Trade topics: Extractive Industries Governance, Indonesia, Norm Localisation, Transparency

Processes of norm localisation play a crucial role in shaping the extent to which global governance norms are institutionalised at national and sub-national levels. This article explores the politics of norm localisation through an empirical investigation of how global norms of “transparency” were localised in sub-national processes of extractive industry governance in Bojonegoro, Indonesia. Previous theories of localisation have emphasised “constructivist” dynamics through which patterns of norm localisation are shaped decisively by efforts to build normative or cognitive congruence with local ideas and identities. In contrast, the mix of a newly democratised environment, the persistent power of corporatist elite networks and a populist style of local politics prevailing in Bojonegoro have diminished the signifi- cance of such constructivist dynamics as a basis for explaining varied patterns of norm localisation.
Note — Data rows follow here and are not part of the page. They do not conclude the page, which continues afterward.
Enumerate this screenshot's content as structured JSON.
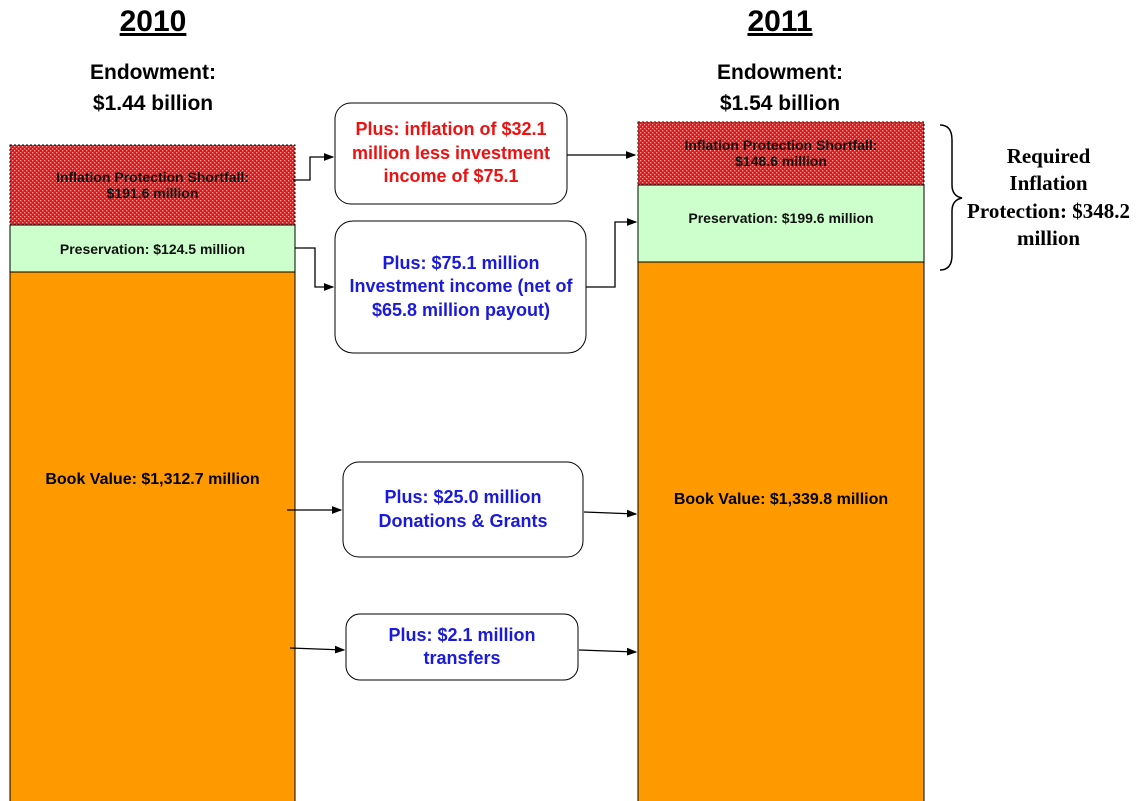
{
  "columns": [
    {
      "year": "2010",
      "endowment_label": "Endowment:",
      "endowment_value": "$1.44 billion",
      "segments": {
        "inflation_shortfall": "Inflation Protection Shortfall: $191.6 million",
        "preservation": "Preservation: $124.5 million",
        "book_value": "Book Value: $1,312.7 million"
      }
    },
    {
      "year": "2011",
      "endowment_label": "Endowment:",
      "endowment_value": "$1.54 billion",
      "segments": {
        "inflation_shortfall": "Inflation Protection Shortfall: $148.6 million",
        "preservation": "Preservation: $199.6 million",
        "book_value": "Book Value: $1,339.8 million"
      }
    }
  ],
  "flows": [
    "Plus: inflation of $32.1 million less investment income of $75.1",
    "Plus: $75.1 million Investment income (net of $65.8 million payout)",
    "Plus: $25.0 million Donations & Grants",
    "Plus: $2.1 million transfers"
  ],
  "bracket_label": "Required Inflation Protection: $348.2 million"
}
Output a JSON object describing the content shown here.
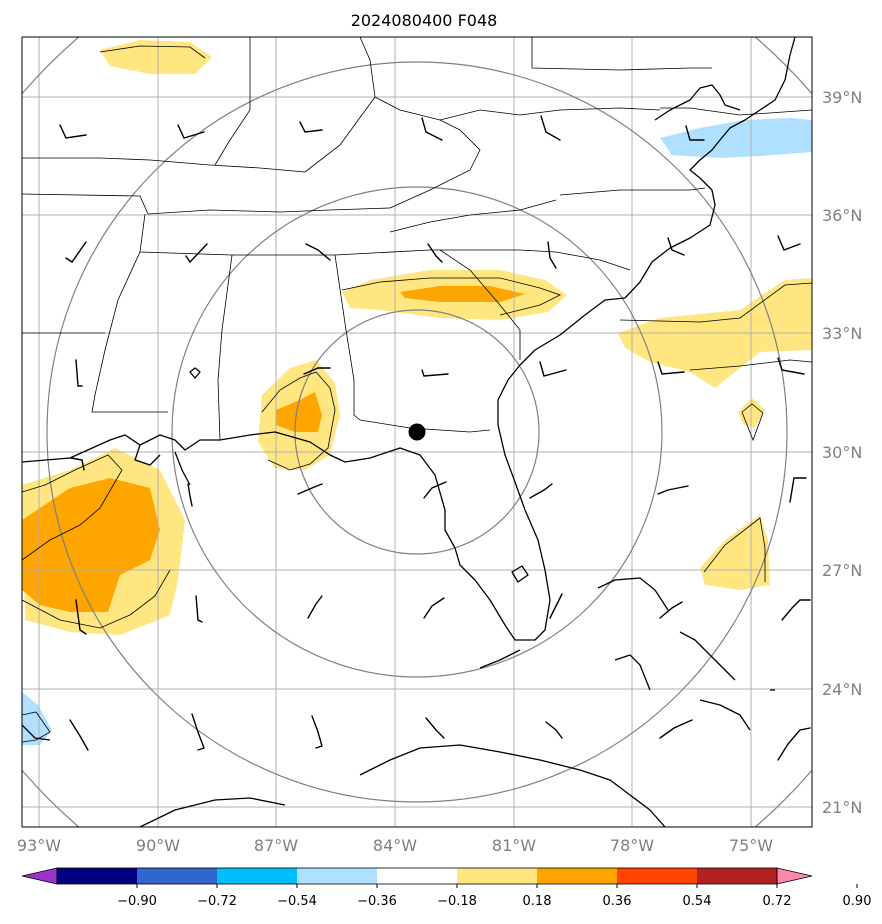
{
  "title": "2024080400 F048",
  "lat_labels": [
    "39°N",
    "36°N",
    "33°N",
    "30°N",
    "27°N",
    "24°N",
    "21°N"
  ],
  "lon_labels": [
    "93°W",
    "90°W",
    "87°W",
    "84°W",
    "81°W",
    "78°W",
    "75°W"
  ],
  "colorbar": {
    "labels": [
      "−0.90",
      "−0.72",
      "−0.54",
      "−0.36",
      "−0.18",
      "0.18",
      "0.36",
      "0.54",
      "0.72",
      "0.90"
    ],
    "colors": [
      "#9933cc",
      "#000080",
      "#3366cc",
      "#00bfff",
      "#b0e0ff",
      "#ffffff",
      "#ffe680",
      "#ffa500",
      "#ff4500",
      "#b22222",
      "#ff88aa"
    ]
  },
  "fill_colors": {
    "light_yellow": "#ffe680",
    "orange": "#ffa500",
    "light_blue": "#b0e0ff"
  },
  "center_marker": {
    "lat": 30.5,
    "lon": -83.6
  }
}
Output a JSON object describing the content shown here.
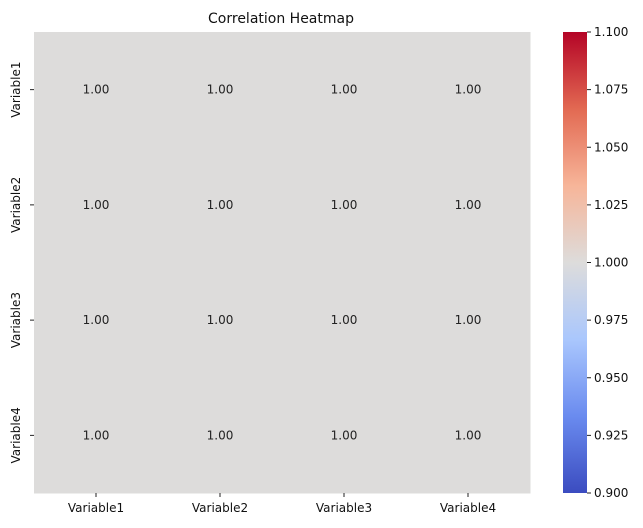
{
  "chart_data": {
    "type": "heatmap",
    "title": "Correlation Heatmap",
    "xlabel": "",
    "ylabel": "",
    "x_labels": [
      "Variable1",
      "Variable2",
      "Variable3",
      "Variable4"
    ],
    "y_labels": [
      "Variable1",
      "Variable2",
      "Variable3",
      "Variable4"
    ],
    "values": [
      [
        1.0,
        1.0,
        1.0,
        1.0
      ],
      [
        1.0,
        1.0,
        1.0,
        1.0
      ],
      [
        1.0,
        1.0,
        1.0,
        1.0
      ],
      [
        1.0,
        1.0,
        1.0,
        1.0
      ]
    ],
    "cell_labels": [
      [
        "1.00",
        "1.00",
        "1.00",
        "1.00"
      ],
      [
        "1.00",
        "1.00",
        "1.00",
        "1.00"
      ],
      [
        "1.00",
        "1.00",
        "1.00",
        "1.00"
      ],
      [
        "1.00",
        "1.00",
        "1.00",
        "1.00"
      ]
    ],
    "colorbar": {
      "range": [
        0.9,
        1.1
      ],
      "ticks": [
        0.9,
        0.925,
        0.95,
        0.975,
        1.0,
        1.025,
        1.05,
        1.075,
        1.1
      ],
      "tick_labels": [
        "0.900",
        "0.925",
        "0.950",
        "0.975",
        "1.000",
        "1.025",
        "1.050",
        "1.075",
        "1.100"
      ],
      "colormap": "coolwarm",
      "colormap_stops": [
        "#3b4cc0",
        "#6a8bef",
        "#aac7fd",
        "#dddcdb",
        "#f7b599",
        "#e26952",
        "#b40426"
      ]
    },
    "grid": false
  }
}
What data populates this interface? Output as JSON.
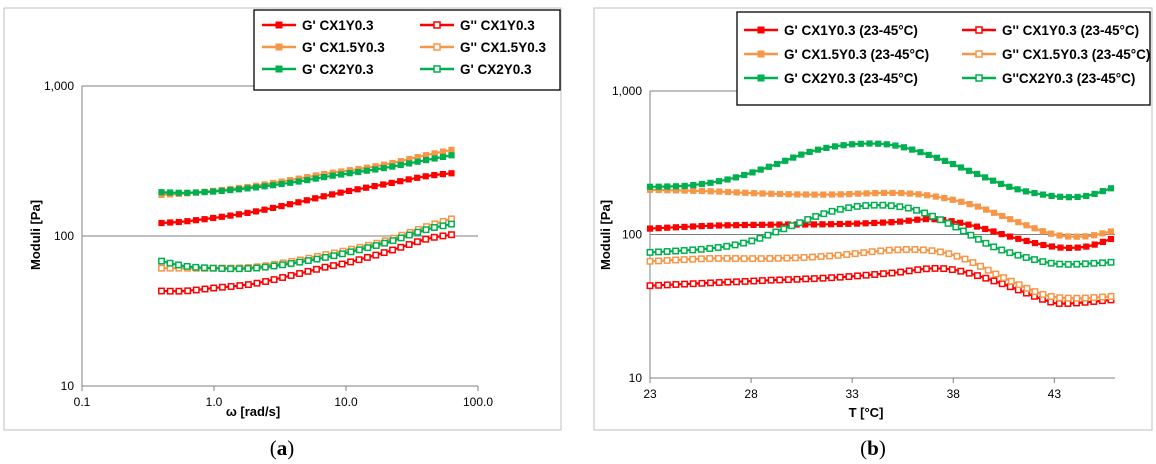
{
  "panel_labels": [
    {
      "open": "(",
      "letter": "a",
      "close": ")"
    },
    {
      "open": "(",
      "letter": "b",
      "close": ")"
    }
  ],
  "colors": {
    "red": "#ff0000",
    "orange": "#f79646",
    "green": "#00b050"
  },
  "chart_data": [
    {
      "type": "line",
      "xscale": "log",
      "yscale": "log",
      "xlabel": "ω [rad/s]",
      "ylabel": "Moduli [Pa]",
      "xlim": [
        0.1,
        100
      ],
      "ylim": [
        10,
        1000
      ],
      "xticks": [
        {
          "v": 0.1,
          "label": "0.1"
        },
        {
          "v": 1,
          "label": "1.0"
        },
        {
          "v": 10,
          "label": "10.0"
        },
        {
          "v": 100,
          "label": "100.0"
        }
      ],
      "yticks": [
        {
          "v": 10,
          "label": "10"
        },
        {
          "v": 100,
          "label": "100"
        },
        {
          "v": 1000,
          "label": "1,000"
        }
      ],
      "grid": "horizontal",
      "legend_position": "top-right",
      "legend_columns": 2,
      "series": [
        {
          "name": "G' CX1Y0.3",
          "color": "#ff0000",
          "marker": "filled",
          "points": [
            [
              0.4,
              122
            ],
            [
              0.6,
              125
            ],
            [
              1,
              132
            ],
            [
              2,
              145
            ],
            [
              4,
              165
            ],
            [
              7,
              185
            ],
            [
              10,
              198
            ],
            [
              20,
              222
            ],
            [
              40,
              250
            ],
            [
              63,
              262
            ]
          ]
        },
        {
          "name": "G'' CX1Y0.3",
          "color": "#ff0000",
          "marker": "open",
          "points": [
            [
              0.4,
              43
            ],
            [
              0.6,
              43
            ],
            [
              1,
              45
            ],
            [
              2,
              48
            ],
            [
              4,
              55
            ],
            [
              7,
              62
            ],
            [
              10,
              66
            ],
            [
              20,
              78
            ],
            [
              40,
              95
            ],
            [
              63,
              102
            ]
          ]
        },
        {
          "name": "G' CX1.5Y0.3",
          "color": "#f79646",
          "marker": "filled",
          "points": [
            [
              0.4,
              188
            ],
            [
              0.6,
              192
            ],
            [
              1,
              200
            ],
            [
              2,
              215
            ],
            [
              4,
              238
            ],
            [
              7,
              260
            ],
            [
              10,
              272
            ],
            [
              20,
              300
            ],
            [
              40,
              345
            ],
            [
              63,
              375
            ]
          ]
        },
        {
          "name": "G'' CX1.5Y0.3",
          "color": "#f79646",
          "marker": "open",
          "points": [
            [
              0.4,
              61
            ],
            [
              0.6,
              61
            ],
            [
              1,
              61
            ],
            [
              2,
              62
            ],
            [
              4,
              68
            ],
            [
              7,
              75
            ],
            [
              10,
              80
            ],
            [
              20,
              93
            ],
            [
              40,
              115
            ],
            [
              63,
              130
            ]
          ]
        },
        {
          "name": "G' CX2Y0.3",
          "color": "#00b050",
          "marker": "filled",
          "points": [
            [
              0.4,
              196
            ],
            [
              0.6,
              194
            ],
            [
              1,
              198
            ],
            [
              2,
              210
            ],
            [
              4,
              228
            ],
            [
              7,
              248
            ],
            [
              10,
              260
            ],
            [
              20,
              285
            ],
            [
              40,
              320
            ],
            [
              63,
              345
            ]
          ]
        },
        {
          "name": "G' CX2Y0.3",
          "color": "#00b050",
          "marker": "open",
          "points": [
            [
              0.4,
              68
            ],
            [
              0.6,
              63
            ],
            [
              1,
              61
            ],
            [
              2,
              61
            ],
            [
              4,
              66
            ],
            [
              7,
              72
            ],
            [
              10,
              77
            ],
            [
              20,
              90
            ],
            [
              40,
              110
            ],
            [
              63,
              120
            ]
          ]
        }
      ]
    },
    {
      "type": "line",
      "xscale": "linear",
      "yscale": "log",
      "xlabel": "T [°C]",
      "ylabel": "Moduli [Pa]",
      "xlim": [
        23,
        46
      ],
      "ylim": [
        10,
        1000
      ],
      "xticks": [
        {
          "v": 23,
          "label": "23"
        },
        {
          "v": 28,
          "label": "28"
        },
        {
          "v": 33,
          "label": "33"
        },
        {
          "v": 38,
          "label": "38"
        },
        {
          "v": 43,
          "label": "43"
        }
      ],
      "yticks": [
        {
          "v": 10,
          "label": "10"
        },
        {
          "v": 100,
          "label": "100"
        },
        {
          "v": 1000,
          "label": "1,000"
        }
      ],
      "grid": "horizontal",
      "legend_position": "top-right",
      "legend_columns": 2,
      "series": [
        {
          "name": "G' CX1Y0.3 (23-45°C)",
          "color": "#ff0000",
          "marker": "filled",
          "points": [
            [
              23,
              110
            ],
            [
              26,
              115
            ],
            [
              29,
              117
            ],
            [
              32,
              118
            ],
            [
              35,
              122
            ],
            [
              37,
              128
            ],
            [
              39,
              115
            ],
            [
              41,
              95
            ],
            [
              43,
              82
            ],
            [
              44.5,
              82
            ],
            [
              45.8,
              93
            ]
          ]
        },
        {
          "name": "G'' CX1Y0.3 (23-45°C)",
          "color": "#ff0000",
          "marker": "open",
          "points": [
            [
              23,
              44
            ],
            [
              26,
              46
            ],
            [
              29,
              48
            ],
            [
              32,
              50
            ],
            [
              35,
              54
            ],
            [
              37,
              58
            ],
            [
              38.5,
              55
            ],
            [
              40.5,
              45
            ],
            [
              42.5,
              35
            ],
            [
              43.5,
              33
            ],
            [
              45.8,
              35
            ]
          ]
        },
        {
          "name": "G' CX1.5Y0.3 (23-45°C)",
          "color": "#f79646",
          "marker": "filled",
          "points": [
            [
              23,
              205
            ],
            [
              26,
              200
            ],
            [
              29,
              192
            ],
            [
              32,
              190
            ],
            [
              35,
              195
            ],
            [
              37,
              185
            ],
            [
              39,
              160
            ],
            [
              41,
              125
            ],
            [
              43,
              100
            ],
            [
              44.5,
              97
            ],
            [
              45.8,
              105
            ]
          ]
        },
        {
          "name": "G'' CX1.5Y0.3 (23-45°C)",
          "color": "#f79646",
          "marker": "open",
          "points": [
            [
              23,
              65
            ],
            [
              26,
              68
            ],
            [
              29,
              68
            ],
            [
              32,
              71
            ],
            [
              35,
              78
            ],
            [
              37,
              77
            ],
            [
              38.5,
              68
            ],
            [
              40.5,
              50
            ],
            [
              42.5,
              38
            ],
            [
              44,
              36
            ],
            [
              45.8,
              37
            ]
          ]
        },
        {
          "name": "G' CX2Y0.3 (23-45°C)",
          "color": "#00b050",
          "marker": "filled",
          "points": [
            [
              23,
              215
            ],
            [
              25,
              220
            ],
            [
              27,
              245
            ],
            [
              29,
              300
            ],
            [
              31,
              380
            ],
            [
              33,
              425
            ],
            [
              35,
              420
            ],
            [
              37,
              350
            ],
            [
              39,
              270
            ],
            [
              41,
              210
            ],
            [
              43,
              185
            ],
            [
              44.5,
              185
            ],
            [
              45.8,
              210
            ]
          ]
        },
        {
          "name": "G''CX2Y0.3 (23-45°C)",
          "color": "#00b050",
          "marker": "open",
          "points": [
            [
              23,
              75
            ],
            [
              26,
              80
            ],
            [
              28,
              90
            ],
            [
              30,
              115
            ],
            [
              32,
              145
            ],
            [
              34,
              160
            ],
            [
              36,
              150
            ],
            [
              38,
              115
            ],
            [
              40,
              82
            ],
            [
              42,
              67
            ],
            [
              43.5,
              62
            ],
            [
              45.8,
              64
            ]
          ]
        }
      ]
    }
  ]
}
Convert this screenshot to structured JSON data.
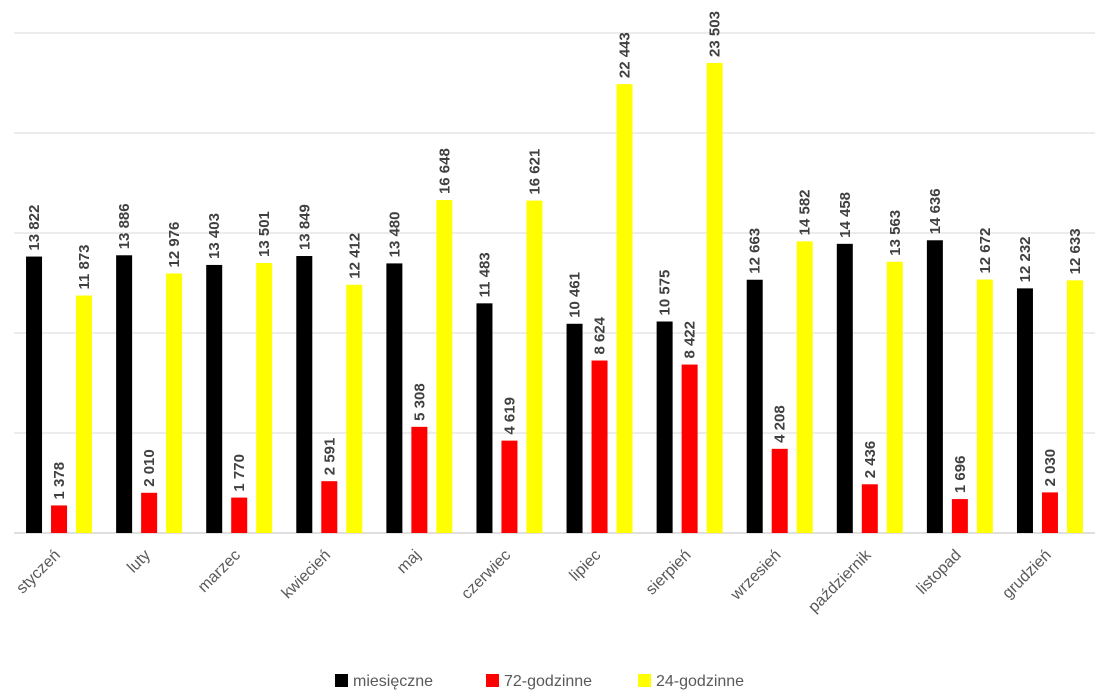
{
  "chart_data": {
    "type": "bar",
    "categories": [
      "styczeń",
      "luty",
      "marzec",
      "kwiecień",
      "maj",
      "czerwiec",
      "lipiec",
      "sierpień",
      "wrzesień",
      "październik",
      "listopad",
      "grudzień"
    ],
    "series": [
      {
        "name": "miesięczne",
        "color": "#000000",
        "values": [
          13822,
          13886,
          13403,
          13849,
          13480,
          11483,
          10461,
          10575,
          12663,
          14458,
          14636,
          12232
        ],
        "labels": [
          "13 822",
          "13 886",
          "13 403",
          "13 849",
          "13 480",
          "11 483",
          "10 461",
          "10 575",
          "12 663",
          "14 458",
          "14 636",
          "12 232"
        ]
      },
      {
        "name": "72-godzinne",
        "color": "#ff0000",
        "values": [
          1378,
          2010,
          1770,
          2591,
          5308,
          4619,
          8624,
          8422,
          4208,
          2436,
          1696,
          2030
        ],
        "labels": [
          "1 378",
          "2 010",
          "1 770",
          "2 591",
          "5 308",
          "4 619",
          "8 624",
          "8 422",
          "4 208",
          "2 436",
          "1 696",
          "2 030"
        ]
      },
      {
        "name": "24-godzinne",
        "color": "#ffff00",
        "values": [
          11873,
          12976,
          13501,
          12412,
          16648,
          16621,
          22443,
          23503,
          14582,
          13563,
          12672,
          12633
        ],
        "labels": [
          "11 873",
          "12 976",
          "13 501",
          "12 412",
          "16 648",
          "16 621",
          "22 443",
          "23 503",
          "14 582",
          "13 563",
          "12 672",
          "12 633"
        ]
      }
    ],
    "ylim": [
      0,
      25000
    ],
    "grid": true,
    "legend_position": "bottom"
  }
}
Instead, patterns of norm localisation have depended crucially on the capacity of local political leaders to harness global governance norms instrumentally as a basis for consolidating and strengthening their own local power base. These findings have important implications for both theoretical and practical understandings of how global norm localisation processes vary in response to the contrasting political contexts in which global governance norms targeting the extractive sector are implemented.